The Logic of Possibility: On the Concept of Deus Ex Machina
Abstract
While the deus ex machina—the “God in the machine”—began as a formal and explicit procedure in Classical drama and has, in this capacity, become more invisible in subsequent literature, it lives on as a deeply embedded structure in many literary and philosophical texts. This dissertation examines the deus ex machina in two modes: a flagrant, scandalous literary device and a hidden structure in argumentation, philosophy, and theory. In Chapter One, I look at the history of the deus ex machina. I offer several examples of its appearances in books, movies, plays, and video games, among other media.

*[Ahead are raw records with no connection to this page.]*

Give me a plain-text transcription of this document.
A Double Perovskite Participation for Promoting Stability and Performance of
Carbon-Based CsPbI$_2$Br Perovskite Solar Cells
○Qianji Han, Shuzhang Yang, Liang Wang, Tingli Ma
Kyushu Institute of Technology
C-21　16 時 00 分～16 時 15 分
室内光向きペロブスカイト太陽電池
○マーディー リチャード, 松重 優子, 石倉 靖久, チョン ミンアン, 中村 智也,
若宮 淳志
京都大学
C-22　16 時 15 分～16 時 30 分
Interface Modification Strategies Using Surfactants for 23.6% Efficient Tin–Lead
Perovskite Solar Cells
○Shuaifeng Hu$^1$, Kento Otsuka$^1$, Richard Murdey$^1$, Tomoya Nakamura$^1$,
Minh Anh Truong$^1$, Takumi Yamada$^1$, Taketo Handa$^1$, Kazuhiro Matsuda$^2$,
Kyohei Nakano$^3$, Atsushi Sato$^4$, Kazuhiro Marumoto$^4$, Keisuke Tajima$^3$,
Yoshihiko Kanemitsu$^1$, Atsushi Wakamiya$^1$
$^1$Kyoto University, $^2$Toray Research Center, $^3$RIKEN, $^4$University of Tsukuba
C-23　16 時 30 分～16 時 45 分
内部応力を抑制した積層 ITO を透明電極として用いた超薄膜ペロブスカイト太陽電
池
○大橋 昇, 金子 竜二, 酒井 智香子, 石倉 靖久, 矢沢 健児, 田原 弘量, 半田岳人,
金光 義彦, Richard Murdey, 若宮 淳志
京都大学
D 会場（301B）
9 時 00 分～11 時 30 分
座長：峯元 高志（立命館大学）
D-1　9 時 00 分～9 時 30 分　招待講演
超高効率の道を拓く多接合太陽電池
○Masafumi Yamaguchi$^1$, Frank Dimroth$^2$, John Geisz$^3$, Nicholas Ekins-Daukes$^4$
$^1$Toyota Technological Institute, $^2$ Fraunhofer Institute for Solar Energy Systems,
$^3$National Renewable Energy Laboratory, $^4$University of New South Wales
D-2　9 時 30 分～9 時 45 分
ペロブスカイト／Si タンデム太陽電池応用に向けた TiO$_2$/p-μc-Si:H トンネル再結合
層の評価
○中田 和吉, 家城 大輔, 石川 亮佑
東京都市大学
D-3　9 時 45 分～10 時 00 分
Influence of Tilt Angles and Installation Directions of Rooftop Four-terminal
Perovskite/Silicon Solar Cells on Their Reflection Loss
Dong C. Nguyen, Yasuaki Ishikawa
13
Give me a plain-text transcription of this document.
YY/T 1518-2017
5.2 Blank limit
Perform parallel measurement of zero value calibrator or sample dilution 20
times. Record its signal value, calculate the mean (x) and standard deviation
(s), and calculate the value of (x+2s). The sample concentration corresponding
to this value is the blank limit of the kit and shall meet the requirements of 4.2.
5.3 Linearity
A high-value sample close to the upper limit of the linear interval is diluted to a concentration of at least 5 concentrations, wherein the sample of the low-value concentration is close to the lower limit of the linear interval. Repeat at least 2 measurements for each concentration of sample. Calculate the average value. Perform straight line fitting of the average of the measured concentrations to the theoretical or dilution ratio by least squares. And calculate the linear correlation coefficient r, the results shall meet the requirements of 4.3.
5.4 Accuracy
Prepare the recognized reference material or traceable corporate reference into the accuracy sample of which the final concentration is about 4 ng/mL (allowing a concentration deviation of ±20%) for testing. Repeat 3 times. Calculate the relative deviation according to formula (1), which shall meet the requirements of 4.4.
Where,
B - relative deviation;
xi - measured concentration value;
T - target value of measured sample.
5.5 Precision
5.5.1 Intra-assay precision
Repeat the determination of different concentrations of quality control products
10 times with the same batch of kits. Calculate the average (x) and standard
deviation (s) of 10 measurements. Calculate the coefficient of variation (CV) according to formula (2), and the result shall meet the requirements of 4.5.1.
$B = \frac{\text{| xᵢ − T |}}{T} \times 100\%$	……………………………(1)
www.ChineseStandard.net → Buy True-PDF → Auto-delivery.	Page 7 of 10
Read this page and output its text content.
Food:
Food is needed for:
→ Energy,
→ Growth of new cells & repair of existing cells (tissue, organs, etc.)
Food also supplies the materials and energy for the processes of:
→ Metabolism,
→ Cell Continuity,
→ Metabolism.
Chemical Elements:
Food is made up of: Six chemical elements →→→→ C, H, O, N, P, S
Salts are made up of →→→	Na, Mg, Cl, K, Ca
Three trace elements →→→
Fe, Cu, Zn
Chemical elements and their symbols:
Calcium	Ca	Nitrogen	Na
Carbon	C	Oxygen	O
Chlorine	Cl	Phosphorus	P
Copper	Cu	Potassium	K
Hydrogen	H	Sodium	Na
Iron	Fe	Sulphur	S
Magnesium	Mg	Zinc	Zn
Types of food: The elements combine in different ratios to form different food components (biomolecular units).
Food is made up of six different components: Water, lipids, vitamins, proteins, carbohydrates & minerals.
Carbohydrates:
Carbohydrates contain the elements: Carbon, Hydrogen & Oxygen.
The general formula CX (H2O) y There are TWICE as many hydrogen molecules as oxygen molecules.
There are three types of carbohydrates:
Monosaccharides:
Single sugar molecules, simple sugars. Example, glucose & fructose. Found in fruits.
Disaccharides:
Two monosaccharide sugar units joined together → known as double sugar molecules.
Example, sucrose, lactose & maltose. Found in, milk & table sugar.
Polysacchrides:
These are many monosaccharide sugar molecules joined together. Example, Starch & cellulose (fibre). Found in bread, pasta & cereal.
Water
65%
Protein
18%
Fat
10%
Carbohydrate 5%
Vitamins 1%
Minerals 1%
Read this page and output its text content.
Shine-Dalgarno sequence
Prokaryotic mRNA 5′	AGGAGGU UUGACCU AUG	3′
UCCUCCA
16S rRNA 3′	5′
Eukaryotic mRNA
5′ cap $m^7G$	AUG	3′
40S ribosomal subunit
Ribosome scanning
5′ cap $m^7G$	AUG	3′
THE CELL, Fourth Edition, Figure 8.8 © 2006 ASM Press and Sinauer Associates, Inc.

Then, I examine criticism and defenses of the device. Existing scholarship tends to justify the deus ex machina by its ability to conclude a narrative either mechanically or thematically. I suggest that it may be justified by its very insufficiency. In Chapter Two, I examine the device’s status as a representation of the unrepresentable. I suggest that the deus ex machina may function as an acknowledgement or a symptom of Jacques Lacan’s Real dimension. In Chapter Three, I explore the (im)possibility of the deus ex machina through the philosophy of Kant, Sartre, and Hegel. I conclude it’s not simply that the impossible happens—that we must allow for the possibility of impossibilities—but that the impossible is where necessity fails. The deus ex machina may allow us to confront this idea. In the final chapter, I look at the literary stakes of the device in comedies and tragedies. A “good” deus ex machina establishes a universe in which the ways that the audience expects reality and teleology to function don’t hold. Otherwise, the device immanently fails because the audience will immanently recognize the impossibility of the human author breaking with causality-as-such.